Lab2: Lithuanian Text Transcription using Transformers
Link to Inference App (Task 1): https://huggingface.co/spaces/Tomas1234/whisper-lt
Link to Inference App (Task 2): https://huggingface.co/spaces/daniel-rdt/whisper-lt-finetune
The second lab of the course ID2223 was intended to fine-tune the pre-trained transformer model whisper and build a serverless UI for using that model. The model is based on the blog ''Fine-Tune Whisper For Multilingual ASR with 🤗 Transformers'' by Sanchit Gandhi. The program architecture was built to be used serverless and in different pipelines in order to allow to run feature engineering on CPU performance and training on GPUs. The three-pipeline archtitecture consists of:
- whisper_lt_feature_pipeline.ipynb
- whisper_lt_training_pipeline.ipynb
- huggingface-whisper-lt/app.py
- huggingface-whisper-lt-finetune/app.py
The feature and training pipeline can either be run locally or using cloud computing services such as google-colab. Especially for the training pipeline, the use of a GPU cloud computing service is recommended.
In the Feature Pipeline
, first the training and testing dataset common voice
is imported. Additionally, the loaded dataset is transformed into the correct format for fine-tuning the whisper model. A feature extractor which pre-processes the raw audio-inputs is needed. For this purpose a so-called WhisperProcessor
from HuggingFace transformers is utilized that can also be used as the tokenizer which post-processes the model outputs to text format later. The Lithuanian whisper-small checkpoint is used for this.
The prepared dataset is then uploaded to Hopsworks
to be downloaded later in the training pipeline.
In the Training Pipeline
as a first step, it needs to be made sure that an appropriate GPU is being used or assigned respectively. Then the pre-processed common-voice dataset is loaded from Hopsworks
.
Then, to perform the model training, a datacollector needs to be defined.
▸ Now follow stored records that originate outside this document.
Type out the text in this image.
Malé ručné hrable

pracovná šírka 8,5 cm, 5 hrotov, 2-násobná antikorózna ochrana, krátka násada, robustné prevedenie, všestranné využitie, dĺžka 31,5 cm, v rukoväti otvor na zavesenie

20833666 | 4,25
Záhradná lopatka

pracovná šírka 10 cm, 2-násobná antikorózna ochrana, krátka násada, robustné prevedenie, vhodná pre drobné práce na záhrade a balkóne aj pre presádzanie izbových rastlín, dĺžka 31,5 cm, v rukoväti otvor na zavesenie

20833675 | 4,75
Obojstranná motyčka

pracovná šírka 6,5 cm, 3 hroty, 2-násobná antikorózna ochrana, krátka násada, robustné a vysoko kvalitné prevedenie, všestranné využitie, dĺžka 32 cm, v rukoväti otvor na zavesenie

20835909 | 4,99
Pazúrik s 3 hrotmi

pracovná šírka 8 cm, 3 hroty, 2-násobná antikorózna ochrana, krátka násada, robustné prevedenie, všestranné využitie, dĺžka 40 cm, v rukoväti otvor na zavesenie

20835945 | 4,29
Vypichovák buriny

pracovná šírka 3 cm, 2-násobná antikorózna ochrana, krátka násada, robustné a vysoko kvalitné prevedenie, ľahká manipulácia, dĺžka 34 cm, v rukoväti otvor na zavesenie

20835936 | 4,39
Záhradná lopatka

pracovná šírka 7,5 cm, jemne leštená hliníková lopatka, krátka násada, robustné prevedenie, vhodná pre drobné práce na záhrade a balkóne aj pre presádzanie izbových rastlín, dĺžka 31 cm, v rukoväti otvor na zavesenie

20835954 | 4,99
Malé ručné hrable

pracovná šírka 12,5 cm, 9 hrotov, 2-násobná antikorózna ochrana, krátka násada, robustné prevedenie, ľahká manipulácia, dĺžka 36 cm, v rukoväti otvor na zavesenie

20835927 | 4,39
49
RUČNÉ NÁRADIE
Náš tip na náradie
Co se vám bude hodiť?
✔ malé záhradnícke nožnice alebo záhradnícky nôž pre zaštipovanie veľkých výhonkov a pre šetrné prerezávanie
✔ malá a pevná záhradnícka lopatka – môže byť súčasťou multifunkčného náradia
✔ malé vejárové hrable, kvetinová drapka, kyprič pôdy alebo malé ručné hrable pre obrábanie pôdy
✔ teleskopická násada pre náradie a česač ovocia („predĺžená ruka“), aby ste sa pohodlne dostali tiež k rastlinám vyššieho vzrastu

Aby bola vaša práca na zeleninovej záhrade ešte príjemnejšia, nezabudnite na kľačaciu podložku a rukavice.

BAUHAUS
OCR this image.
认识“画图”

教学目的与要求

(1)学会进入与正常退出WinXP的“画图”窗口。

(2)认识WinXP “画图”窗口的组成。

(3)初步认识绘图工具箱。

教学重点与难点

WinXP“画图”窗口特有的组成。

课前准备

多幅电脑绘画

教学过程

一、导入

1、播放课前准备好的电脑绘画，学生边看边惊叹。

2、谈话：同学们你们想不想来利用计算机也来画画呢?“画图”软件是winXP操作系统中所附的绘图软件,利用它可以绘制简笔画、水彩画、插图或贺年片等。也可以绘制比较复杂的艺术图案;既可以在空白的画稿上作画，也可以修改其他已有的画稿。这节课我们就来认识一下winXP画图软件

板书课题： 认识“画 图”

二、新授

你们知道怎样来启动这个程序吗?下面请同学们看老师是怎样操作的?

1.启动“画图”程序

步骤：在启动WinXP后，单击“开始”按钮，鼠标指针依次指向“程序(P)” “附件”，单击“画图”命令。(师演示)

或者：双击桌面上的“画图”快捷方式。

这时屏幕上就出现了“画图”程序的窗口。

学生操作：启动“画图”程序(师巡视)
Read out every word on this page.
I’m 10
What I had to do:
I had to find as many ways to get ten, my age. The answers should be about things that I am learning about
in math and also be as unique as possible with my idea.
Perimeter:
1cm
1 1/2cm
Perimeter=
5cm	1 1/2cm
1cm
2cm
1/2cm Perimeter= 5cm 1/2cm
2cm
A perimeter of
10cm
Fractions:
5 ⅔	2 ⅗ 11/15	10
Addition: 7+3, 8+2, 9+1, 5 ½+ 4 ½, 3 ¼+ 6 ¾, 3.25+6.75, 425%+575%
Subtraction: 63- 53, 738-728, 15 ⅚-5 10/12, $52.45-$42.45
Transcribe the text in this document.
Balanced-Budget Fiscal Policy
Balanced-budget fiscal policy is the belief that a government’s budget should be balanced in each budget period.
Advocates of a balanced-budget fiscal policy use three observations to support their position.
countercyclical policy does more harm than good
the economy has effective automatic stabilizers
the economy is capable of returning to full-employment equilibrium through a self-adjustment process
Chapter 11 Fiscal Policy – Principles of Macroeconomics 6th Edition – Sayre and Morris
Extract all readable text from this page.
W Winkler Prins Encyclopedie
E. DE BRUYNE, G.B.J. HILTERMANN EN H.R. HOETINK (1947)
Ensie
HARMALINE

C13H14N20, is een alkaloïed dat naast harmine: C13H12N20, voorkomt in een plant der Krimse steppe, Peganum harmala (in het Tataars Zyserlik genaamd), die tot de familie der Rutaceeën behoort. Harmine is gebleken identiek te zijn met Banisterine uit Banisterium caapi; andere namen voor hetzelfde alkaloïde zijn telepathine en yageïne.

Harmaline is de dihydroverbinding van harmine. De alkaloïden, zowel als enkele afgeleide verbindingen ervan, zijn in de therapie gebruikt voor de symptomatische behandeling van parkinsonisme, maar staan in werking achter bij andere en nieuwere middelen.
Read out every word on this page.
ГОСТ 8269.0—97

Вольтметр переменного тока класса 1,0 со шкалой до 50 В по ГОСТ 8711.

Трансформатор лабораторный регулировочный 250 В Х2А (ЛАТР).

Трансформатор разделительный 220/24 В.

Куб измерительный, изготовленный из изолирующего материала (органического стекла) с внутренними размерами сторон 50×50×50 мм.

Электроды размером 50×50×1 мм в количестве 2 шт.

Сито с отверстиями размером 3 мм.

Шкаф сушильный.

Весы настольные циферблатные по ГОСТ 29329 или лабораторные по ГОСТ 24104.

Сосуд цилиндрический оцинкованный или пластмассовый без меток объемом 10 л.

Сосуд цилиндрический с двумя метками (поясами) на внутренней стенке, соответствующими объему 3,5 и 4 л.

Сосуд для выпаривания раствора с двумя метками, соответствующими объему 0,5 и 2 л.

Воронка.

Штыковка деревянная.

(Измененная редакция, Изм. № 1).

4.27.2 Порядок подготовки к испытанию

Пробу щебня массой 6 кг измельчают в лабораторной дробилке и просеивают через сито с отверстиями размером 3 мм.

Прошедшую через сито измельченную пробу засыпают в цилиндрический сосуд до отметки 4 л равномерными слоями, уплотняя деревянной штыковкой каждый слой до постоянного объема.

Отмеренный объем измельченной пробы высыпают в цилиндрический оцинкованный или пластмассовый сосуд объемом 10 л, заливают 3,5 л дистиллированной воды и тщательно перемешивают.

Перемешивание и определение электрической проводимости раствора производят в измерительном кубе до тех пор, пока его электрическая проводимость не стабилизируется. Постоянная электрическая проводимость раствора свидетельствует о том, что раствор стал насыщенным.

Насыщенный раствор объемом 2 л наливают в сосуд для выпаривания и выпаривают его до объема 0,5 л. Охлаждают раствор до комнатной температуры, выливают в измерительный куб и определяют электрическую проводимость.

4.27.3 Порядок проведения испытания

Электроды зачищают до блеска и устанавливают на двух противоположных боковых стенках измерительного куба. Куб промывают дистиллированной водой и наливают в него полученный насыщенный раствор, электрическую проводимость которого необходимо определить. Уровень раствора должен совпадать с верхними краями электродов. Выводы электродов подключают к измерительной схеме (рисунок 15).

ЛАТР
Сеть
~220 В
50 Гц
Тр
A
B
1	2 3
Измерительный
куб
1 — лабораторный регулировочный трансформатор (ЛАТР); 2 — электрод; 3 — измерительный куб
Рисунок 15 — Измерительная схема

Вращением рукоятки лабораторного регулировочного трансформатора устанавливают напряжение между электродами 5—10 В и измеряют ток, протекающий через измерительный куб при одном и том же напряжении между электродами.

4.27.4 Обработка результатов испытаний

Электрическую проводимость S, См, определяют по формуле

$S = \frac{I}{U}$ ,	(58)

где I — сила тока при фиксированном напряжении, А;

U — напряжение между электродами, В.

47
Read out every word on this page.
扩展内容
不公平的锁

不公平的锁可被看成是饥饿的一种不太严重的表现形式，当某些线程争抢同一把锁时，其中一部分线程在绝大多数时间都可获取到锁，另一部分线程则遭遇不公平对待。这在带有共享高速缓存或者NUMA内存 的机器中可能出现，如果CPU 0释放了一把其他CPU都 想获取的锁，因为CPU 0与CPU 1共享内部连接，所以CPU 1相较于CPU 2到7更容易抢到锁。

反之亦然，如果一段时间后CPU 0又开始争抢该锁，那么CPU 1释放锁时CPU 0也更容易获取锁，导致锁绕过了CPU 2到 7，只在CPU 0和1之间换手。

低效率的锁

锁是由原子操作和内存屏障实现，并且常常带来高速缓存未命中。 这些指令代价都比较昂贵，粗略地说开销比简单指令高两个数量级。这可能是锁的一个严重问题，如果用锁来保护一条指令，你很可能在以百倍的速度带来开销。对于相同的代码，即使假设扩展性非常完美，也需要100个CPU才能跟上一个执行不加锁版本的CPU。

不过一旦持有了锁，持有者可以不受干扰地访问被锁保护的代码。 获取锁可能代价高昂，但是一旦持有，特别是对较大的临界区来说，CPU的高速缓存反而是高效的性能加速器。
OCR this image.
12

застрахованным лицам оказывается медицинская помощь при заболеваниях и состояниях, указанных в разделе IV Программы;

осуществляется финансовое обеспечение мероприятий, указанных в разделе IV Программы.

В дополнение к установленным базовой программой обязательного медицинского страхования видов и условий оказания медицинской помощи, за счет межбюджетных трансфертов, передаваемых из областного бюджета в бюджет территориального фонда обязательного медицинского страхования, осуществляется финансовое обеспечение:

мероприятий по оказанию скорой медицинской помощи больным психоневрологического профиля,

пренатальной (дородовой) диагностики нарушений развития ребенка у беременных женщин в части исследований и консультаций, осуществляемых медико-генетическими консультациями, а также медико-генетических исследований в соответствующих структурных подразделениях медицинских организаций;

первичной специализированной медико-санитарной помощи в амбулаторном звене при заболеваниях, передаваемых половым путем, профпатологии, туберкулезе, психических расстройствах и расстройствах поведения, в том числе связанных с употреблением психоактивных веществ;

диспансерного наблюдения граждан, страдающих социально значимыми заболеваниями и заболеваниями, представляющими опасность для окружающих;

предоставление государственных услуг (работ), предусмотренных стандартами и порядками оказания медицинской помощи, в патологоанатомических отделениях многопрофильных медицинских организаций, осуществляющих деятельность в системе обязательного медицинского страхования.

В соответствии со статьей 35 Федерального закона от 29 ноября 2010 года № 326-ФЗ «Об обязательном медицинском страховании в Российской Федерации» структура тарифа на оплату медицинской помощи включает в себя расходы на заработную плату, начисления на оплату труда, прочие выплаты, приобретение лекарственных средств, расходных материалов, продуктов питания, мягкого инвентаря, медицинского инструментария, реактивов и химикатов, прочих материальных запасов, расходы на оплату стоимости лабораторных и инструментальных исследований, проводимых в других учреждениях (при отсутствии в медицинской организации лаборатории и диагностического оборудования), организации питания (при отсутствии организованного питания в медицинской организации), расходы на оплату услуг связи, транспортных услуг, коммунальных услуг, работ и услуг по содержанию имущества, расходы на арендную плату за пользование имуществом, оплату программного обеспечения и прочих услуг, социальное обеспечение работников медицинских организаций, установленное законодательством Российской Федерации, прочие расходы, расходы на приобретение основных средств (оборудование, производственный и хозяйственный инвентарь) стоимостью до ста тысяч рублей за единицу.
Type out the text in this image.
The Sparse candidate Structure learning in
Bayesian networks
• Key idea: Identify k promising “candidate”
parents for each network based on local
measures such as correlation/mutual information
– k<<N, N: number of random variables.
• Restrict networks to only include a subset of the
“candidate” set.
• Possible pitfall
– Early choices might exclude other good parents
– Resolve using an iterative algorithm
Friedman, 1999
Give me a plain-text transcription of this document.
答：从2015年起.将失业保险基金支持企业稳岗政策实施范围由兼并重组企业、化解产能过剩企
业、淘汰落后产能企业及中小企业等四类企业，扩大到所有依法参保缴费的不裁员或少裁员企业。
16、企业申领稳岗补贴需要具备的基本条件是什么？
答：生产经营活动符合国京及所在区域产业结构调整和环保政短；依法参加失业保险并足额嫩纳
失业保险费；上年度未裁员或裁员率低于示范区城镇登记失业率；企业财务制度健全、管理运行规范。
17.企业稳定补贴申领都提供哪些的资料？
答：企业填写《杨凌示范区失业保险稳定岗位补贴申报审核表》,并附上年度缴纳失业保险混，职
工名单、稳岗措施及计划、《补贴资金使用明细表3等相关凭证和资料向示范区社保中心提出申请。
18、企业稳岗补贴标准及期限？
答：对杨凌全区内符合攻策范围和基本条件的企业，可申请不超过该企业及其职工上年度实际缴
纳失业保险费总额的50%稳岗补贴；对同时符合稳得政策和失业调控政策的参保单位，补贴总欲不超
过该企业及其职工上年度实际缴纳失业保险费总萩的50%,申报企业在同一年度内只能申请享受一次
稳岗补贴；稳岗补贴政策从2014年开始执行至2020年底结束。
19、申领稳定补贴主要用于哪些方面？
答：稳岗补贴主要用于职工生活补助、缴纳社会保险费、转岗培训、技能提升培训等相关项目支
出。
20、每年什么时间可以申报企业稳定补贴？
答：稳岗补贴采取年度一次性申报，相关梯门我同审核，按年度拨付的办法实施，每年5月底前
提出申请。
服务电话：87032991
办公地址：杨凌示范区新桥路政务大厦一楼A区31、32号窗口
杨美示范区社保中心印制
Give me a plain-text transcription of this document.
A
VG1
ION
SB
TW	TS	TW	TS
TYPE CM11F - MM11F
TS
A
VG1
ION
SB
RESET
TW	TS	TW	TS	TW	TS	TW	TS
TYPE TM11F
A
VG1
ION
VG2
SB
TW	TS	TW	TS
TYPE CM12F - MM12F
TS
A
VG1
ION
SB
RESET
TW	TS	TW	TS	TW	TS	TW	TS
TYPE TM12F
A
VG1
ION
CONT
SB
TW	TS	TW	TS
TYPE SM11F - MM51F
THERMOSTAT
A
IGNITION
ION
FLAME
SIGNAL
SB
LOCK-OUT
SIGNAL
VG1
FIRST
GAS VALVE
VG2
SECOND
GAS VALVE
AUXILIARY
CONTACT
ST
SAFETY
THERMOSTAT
Again the WhisperProcessor is utilized here. As evaluation metric Word Error Rate (WER)
is used. The from the whisper-small
checkpoint the model is trained using the Seq2SeqTrainer
from HuggingFace transformers.
There are two different approaches that can be used to improve model performance when training the model:
The first approach to increase model performance would be to fine-tune the models hyperparameters. As for every ML model, the correct choice of hyperparameters is essential to achieving high model performance. One simple solution is to change the learning rate for training the model while keeping the number of steps fixed. By increasing the learning rate slightly it is to be expected that the model could improve further in the later checkpoints of the trainig process.
It was possible to varify this apporach. As expected, with an increased learning-reate from 1e-5 to 5e-5, the model shows worse WER performance in the earlier checkpoints but catches up during the later steps of the training. Compared to the base set-up the best model WER improved from 32.4971 to 28.1159 WER.
The improved model (which will be further used) and the used hyperparamters can be found here: https://huggingface.co/daniel-rdt/whisper-lt-finetune
The base model and the used hyperparameters can be found here: https://huggingface.co/Tomas1234/common_voice
The second approach would be to utilize a different datasource. Clearly utilizing a greater amount of training data is very probable to yield better model performance. For excample, instead of fine-tuning the model on the whisper-small
checkpoint of the whisper model, one could utilize the greater checkpoint of whisper-medium
. Since this comes with considerably larger computational times however, within the scope of this lab assignment, this approach could not be varified.
The UI Inference demo for the base model can be found here: (Task 1): https://huggingface.co/spaces/Tomas1234/whisper-lt
The UI Inference demo for the improved model can be found here: (Task 2): https://huggingface.co/spaces/daniel-rdt/whisper-lt-finetune
The aim of the UI (Task 2) is to demonstrate the value-added capabilities of the fine-tuned model. The user can paste any youtube url and prompt the model to transcribe the first few sentences of spoken Lithuanian text in the video. Useful applications include the transcription of news feed as well as political speeches or even podcasts.